Angiosperm hardwood species are generally considered to show an average smaller genome size with a narrow range of variation than their herbaceous counterparts. Various explanations pertaining to limitations of cell size exerted by wood fibers, the requirement of smaller stomata, longer generation time, large population size, etc., have been put forward to account for their small and constrained genome size. Yet studies done in the past several years show that genomically as well as evolutionarily, hardwoods are as diverse and active as their herbaceous counterparts. This is entirely supported by the presence of well developed inter and intraspecific polyploid series and natural triploidy in many genera. Polyploidy, in some instances has been shown to confer adaptability to arid and salt stress conditions and in colonization of new areas. Moreover, hardwoods also show reasonable amenability to the induced polyploidy which abruptly changes the balance between nuclear and cell size. Polyploidy has been induced in many hardwoods to restore fertility in interspecific hybrids and for the production of triploids.

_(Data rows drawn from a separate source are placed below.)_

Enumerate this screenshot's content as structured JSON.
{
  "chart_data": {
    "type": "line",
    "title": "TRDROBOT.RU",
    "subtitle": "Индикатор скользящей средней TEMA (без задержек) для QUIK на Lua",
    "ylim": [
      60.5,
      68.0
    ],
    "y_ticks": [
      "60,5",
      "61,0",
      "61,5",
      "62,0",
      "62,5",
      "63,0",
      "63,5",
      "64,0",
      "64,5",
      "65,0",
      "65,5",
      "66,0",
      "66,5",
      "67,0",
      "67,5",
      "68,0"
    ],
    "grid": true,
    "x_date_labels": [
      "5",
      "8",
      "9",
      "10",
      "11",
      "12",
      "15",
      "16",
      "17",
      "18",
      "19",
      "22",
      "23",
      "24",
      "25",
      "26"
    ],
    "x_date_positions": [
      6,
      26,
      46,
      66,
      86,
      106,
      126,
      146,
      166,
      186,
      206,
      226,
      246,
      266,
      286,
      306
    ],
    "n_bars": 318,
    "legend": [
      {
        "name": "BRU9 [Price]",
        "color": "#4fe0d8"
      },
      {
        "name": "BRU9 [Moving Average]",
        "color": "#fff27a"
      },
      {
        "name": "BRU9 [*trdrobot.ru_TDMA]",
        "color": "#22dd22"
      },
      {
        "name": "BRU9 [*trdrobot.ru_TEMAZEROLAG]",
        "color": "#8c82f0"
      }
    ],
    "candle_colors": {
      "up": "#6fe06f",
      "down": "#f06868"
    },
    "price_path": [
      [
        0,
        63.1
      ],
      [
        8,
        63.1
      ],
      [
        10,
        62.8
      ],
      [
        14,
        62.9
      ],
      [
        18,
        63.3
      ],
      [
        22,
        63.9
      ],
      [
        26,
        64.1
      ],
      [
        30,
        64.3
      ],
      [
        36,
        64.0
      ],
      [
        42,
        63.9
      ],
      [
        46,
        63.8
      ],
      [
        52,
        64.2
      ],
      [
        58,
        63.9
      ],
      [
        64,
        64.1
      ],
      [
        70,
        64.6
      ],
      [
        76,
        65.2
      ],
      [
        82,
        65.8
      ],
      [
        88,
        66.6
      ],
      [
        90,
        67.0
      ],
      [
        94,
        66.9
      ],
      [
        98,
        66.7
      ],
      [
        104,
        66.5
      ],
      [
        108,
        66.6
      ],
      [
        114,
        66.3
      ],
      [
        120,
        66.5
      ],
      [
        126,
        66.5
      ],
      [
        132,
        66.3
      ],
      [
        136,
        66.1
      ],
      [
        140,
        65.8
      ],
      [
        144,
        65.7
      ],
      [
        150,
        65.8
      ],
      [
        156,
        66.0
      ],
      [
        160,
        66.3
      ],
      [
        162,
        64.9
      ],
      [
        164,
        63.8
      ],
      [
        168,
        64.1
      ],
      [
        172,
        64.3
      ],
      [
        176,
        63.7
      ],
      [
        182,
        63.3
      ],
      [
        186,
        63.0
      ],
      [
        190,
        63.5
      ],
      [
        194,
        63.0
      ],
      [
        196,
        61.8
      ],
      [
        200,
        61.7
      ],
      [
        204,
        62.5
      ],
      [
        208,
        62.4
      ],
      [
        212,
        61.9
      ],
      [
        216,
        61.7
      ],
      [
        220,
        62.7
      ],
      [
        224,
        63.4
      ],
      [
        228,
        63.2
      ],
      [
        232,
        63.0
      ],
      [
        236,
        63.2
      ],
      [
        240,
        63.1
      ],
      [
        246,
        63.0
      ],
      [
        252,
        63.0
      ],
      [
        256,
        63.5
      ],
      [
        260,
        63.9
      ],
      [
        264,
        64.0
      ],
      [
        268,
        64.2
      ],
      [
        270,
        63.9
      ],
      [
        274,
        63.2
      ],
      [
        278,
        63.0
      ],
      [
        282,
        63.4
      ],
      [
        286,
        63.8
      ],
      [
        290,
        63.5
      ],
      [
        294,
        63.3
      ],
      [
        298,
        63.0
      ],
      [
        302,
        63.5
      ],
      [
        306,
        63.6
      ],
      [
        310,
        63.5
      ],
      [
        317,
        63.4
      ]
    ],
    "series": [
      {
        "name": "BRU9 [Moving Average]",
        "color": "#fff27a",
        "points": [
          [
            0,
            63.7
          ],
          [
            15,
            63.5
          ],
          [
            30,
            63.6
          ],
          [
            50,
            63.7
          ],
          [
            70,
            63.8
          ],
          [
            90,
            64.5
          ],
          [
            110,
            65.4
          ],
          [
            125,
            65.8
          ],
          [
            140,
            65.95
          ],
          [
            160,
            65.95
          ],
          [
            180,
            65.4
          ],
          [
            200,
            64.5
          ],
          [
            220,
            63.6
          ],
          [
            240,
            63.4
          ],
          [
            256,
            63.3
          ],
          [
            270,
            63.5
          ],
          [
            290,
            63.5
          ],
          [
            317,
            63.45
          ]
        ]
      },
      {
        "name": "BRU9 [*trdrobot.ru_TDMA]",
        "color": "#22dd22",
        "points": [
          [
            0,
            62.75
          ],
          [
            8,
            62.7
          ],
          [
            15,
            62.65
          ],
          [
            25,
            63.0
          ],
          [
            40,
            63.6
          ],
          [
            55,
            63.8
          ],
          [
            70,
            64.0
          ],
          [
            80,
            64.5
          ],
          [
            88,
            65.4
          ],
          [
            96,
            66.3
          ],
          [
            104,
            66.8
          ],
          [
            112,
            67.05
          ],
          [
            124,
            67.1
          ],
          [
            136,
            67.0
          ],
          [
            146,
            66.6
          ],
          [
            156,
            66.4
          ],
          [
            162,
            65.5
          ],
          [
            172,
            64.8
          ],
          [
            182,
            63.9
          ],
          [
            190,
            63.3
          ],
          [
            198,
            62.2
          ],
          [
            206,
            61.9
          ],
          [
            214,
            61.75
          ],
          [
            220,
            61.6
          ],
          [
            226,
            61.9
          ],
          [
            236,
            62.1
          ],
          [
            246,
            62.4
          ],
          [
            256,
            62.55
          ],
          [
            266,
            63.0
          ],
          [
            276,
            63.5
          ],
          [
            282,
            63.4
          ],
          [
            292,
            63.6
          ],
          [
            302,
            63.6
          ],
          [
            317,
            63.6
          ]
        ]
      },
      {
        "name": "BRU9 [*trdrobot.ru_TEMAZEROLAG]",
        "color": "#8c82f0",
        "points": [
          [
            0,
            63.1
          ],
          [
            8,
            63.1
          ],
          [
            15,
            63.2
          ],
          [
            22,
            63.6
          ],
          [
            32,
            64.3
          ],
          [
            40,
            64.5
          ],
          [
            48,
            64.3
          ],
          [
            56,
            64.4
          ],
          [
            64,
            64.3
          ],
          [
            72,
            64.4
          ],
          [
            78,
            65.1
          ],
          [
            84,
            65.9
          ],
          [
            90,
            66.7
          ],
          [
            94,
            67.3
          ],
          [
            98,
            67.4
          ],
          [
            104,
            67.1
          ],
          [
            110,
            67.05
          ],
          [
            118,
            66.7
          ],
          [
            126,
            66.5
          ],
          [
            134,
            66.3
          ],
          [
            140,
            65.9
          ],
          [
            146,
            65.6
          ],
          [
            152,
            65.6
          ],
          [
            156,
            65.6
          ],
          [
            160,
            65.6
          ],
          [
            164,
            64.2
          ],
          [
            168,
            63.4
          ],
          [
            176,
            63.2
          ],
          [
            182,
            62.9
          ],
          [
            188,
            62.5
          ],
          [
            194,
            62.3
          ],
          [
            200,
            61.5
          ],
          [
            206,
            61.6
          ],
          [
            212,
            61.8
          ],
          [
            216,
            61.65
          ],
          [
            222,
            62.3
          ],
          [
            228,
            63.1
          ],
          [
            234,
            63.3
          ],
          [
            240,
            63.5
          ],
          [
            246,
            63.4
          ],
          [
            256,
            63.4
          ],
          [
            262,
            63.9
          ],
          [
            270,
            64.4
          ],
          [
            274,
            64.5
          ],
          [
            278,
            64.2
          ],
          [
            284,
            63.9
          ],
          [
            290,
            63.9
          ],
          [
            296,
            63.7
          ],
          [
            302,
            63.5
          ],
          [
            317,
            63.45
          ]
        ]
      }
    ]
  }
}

Furthermore, some cases studied show that genome size variation in hardwoods can be as variable as that of herbaceous species. Genome size has been shown to vary remarkably both at homoploid level as well as by polyploidy in certain genera. In the same way, the genome size is not correlated with the habit in certain groups having both herbaceous and woody taxa. This point is further proved by the presence of secondary and insular woody habit in certain cases where either the transition to woodiness is not followed by any diminution in the genome size, or the genome size of insular woody species may be even more than that of the congeneric herbaceous species. This shows that woody habit does not by itself put any constraints on the genome size either at homoploid or at polyploidy levels. The genome size in fact, not only varies significantly in many congeneric woody species but also may not show any correlation with the habit when woody and herbaceous species are compared in some narrow taxonomic groups studied.